Study: A Few Hundred Sites Responsible For 3rd Of Methane Emissions In California
Less than 1% of infrastructure sites surveyed by NASA’s Jet Propulsion Laboratory were responsible for more than a third of California’s total methane emissions, according to a study published in the Nature Journal.
Using airplanes fitted with their Airborne Visible-Infrared Imaging Spectrometer - Next Generation (ARIVIS-NG) system, a technology designed to measure the spectrum of visible and non-visible light, NASA scientists were able to search for methane plumes by taking measurements in areas as small as 3 meters wide.
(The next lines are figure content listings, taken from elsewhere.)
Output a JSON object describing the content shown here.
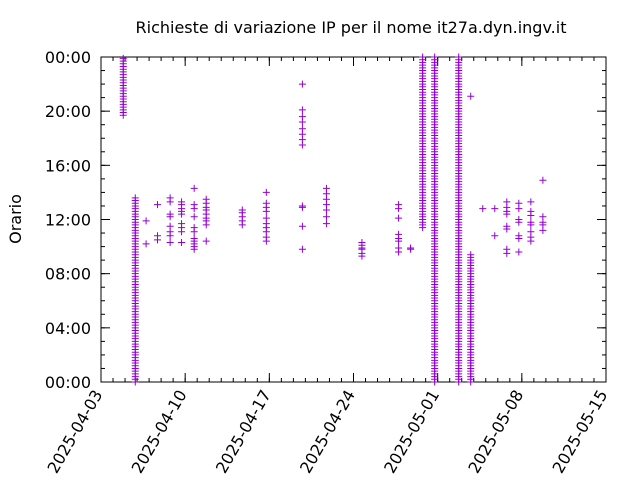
{
  "chart_data": {
    "type": "scatter",
    "title": "Richieste di variazione IP per il nome it27a.dyn.ingv.it",
    "xlabel": "",
    "ylabel": "Orario",
    "marker": "+",
    "color": "#9400d3",
    "grid": false,
    "x_ticks": [
      "2025-04-03",
      "2025-04-10",
      "2025-04-17",
      "2025-04-24",
      "2025-05-01",
      "2025-05-08",
      "2025-05-15"
    ],
    "xlim_days": [
      0,
      42
    ],
    "y_ticks": [
      "00:00",
      "04:00",
      "08:00",
      "12:00",
      "16:00",
      "20:00",
      "00:00"
    ],
    "ylim_hours": [
      0,
      24
    ],
    "x_unit": "days since 2025-04-03",
    "y_unit": "hours of day",
    "columns": [
      {
        "day": 1.85,
        "hours": [
          19.7,
          19.9,
          20.1,
          20.3,
          20.5,
          20.7,
          20.9,
          21.1,
          21.3,
          21.5,
          21.7,
          21.9,
          22.1,
          22.3,
          22.5,
          22.7,
          22.9,
          23.1,
          23.3,
          23.5,
          23.7,
          23.9
        ]
      },
      {
        "day": 2.85,
        "range": [
          0.0,
          13.6
        ],
        "step": 0.2
      },
      {
        "day": 3.75,
        "hours": [
          10.2,
          11.9
        ]
      },
      {
        "day": 4.7,
        "hours": [
          10.5,
          10.8,
          13.1
        ]
      },
      {
        "day": 5.75,
        "hours": [
          10.3,
          10.8,
          11.1,
          11.5,
          12.2,
          12.4,
          13.3,
          13.6
        ]
      },
      {
        "day": 6.7,
        "hours": [
          10.3,
          11.1,
          11.4,
          11.7,
          12.4,
          12.6,
          12.8,
          13.1,
          13.3
        ]
      },
      {
        "day": 7.75,
        "hours": [
          9.8,
          10.0,
          10.2,
          10.4,
          10.6,
          11.1,
          11.4,
          12.2,
          12.8,
          13.1,
          14.3
        ]
      },
      {
        "day": 8.75,
        "hours": [
          10.4,
          11.6,
          11.9,
          12.1,
          12.4,
          12.7,
          12.9,
          13.2,
          13.5
        ]
      },
      {
        "day": 11.75,
        "hours": [
          11.6,
          11.9,
          12.2,
          12.5,
          12.7
        ]
      },
      {
        "day": 13.75,
        "hours": [
          10.4,
          10.7,
          11.1,
          11.4,
          11.7,
          12.1,
          12.6,
          12.9,
          13.2,
          14.0
        ]
      },
      {
        "day": 16.75,
        "hours": [
          9.8,
          11.5,
          12.9,
          13.0,
          17.5,
          17.9,
          18.3,
          18.7,
          19.2,
          19.6,
          20.1,
          22.0
        ]
      },
      {
        "day": 18.75,
        "hours": [
          11.7,
          12.2,
          12.7,
          13.1,
          13.5,
          13.9,
          14.3
        ]
      },
      {
        "day": 21.7,
        "hours": [
          9.3,
          9.5,
          9.8,
          9.9,
          10.1,
          10.3
        ]
      },
      {
        "day": 24.75,
        "hours": [
          9.6,
          9.9,
          10.4,
          10.6,
          10.9,
          12.1,
          12.8,
          13.1
        ]
      },
      {
        "day": 25.75,
        "hours": [
          9.8,
          9.9
        ]
      },
      {
        "day": 26.75,
        "range": [
          11.4,
          24.0
        ],
        "step": 0.2
      },
      {
        "day": 27.75,
        "range": [
          0.0,
          24.0
        ],
        "step": 0.2
      },
      {
        "day": 29.75,
        "range": [
          0.0,
          24.0
        ],
        "step": 0.2
      },
      {
        "day": 30.75,
        "range": [
          0.0,
          9.5
        ],
        "step": 0.2
      },
      {
        "day": 30.75,
        "hours": [
          21.1
        ]
      },
      {
        "day": 31.75,
        "hours": [
          12.8
        ]
      },
      {
        "day": 32.75,
        "hours": [
          10.8,
          12.8
        ]
      },
      {
        "day": 33.75,
        "hours": [
          9.5,
          9.8,
          11.3,
          11.5,
          12.4,
          12.6,
          12.9,
          13.3
        ]
      },
      {
        "day": 34.75,
        "hours": [
          9.6,
          10.6,
          10.8,
          11.8,
          12.0,
          12.8,
          13.2
        ]
      },
      {
        "day": 35.75,
        "hours": [
          10.4,
          10.7,
          11.1,
          11.6,
          11.8,
          12.3,
          12.6,
          13.3
        ]
      },
      {
        "day": 36.75,
        "hours": [
          11.2,
          11.6,
          11.8,
          12.2,
          14.9
        ]
      }
    ]
  }
}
Riley Duren, a University of Arizona research scientist the lead researcher behind the NASA team that conducted the study, said the research will improve scientists’ understanding of how methane emissions react in the atmosphere and how increasing methane levels will affect the environment.
Duren said in being able to identify point sources of methane plumes with a great level of precision also allows the potential for California to work with the producers of the greenhouse gas in mitigating future emissions.
“When we surveyed a lot of infrastructure in California over a three-year period, we found that less than 0.2% of the infrastructure is responsible for over a third of the state’s total methane emission,” Duren said.
During the study, Duren and the researchers were able to work the owners and managers of several sources of methane plumes detected to identify leaks and malfunctions in their methane recovery systems.
In 2017, California produced 424 million metric tons of greenhouse gases equivalent to CO2, according to the California Air Resources Board.
A similar study conducted by the Arizona Department of Environmental Quality and the Center For Climate Strategies and published in 2005 estimated total greenhouse gas emissions for Arizona in 2020 to exceed 160 million metric tons equivalent of CO2.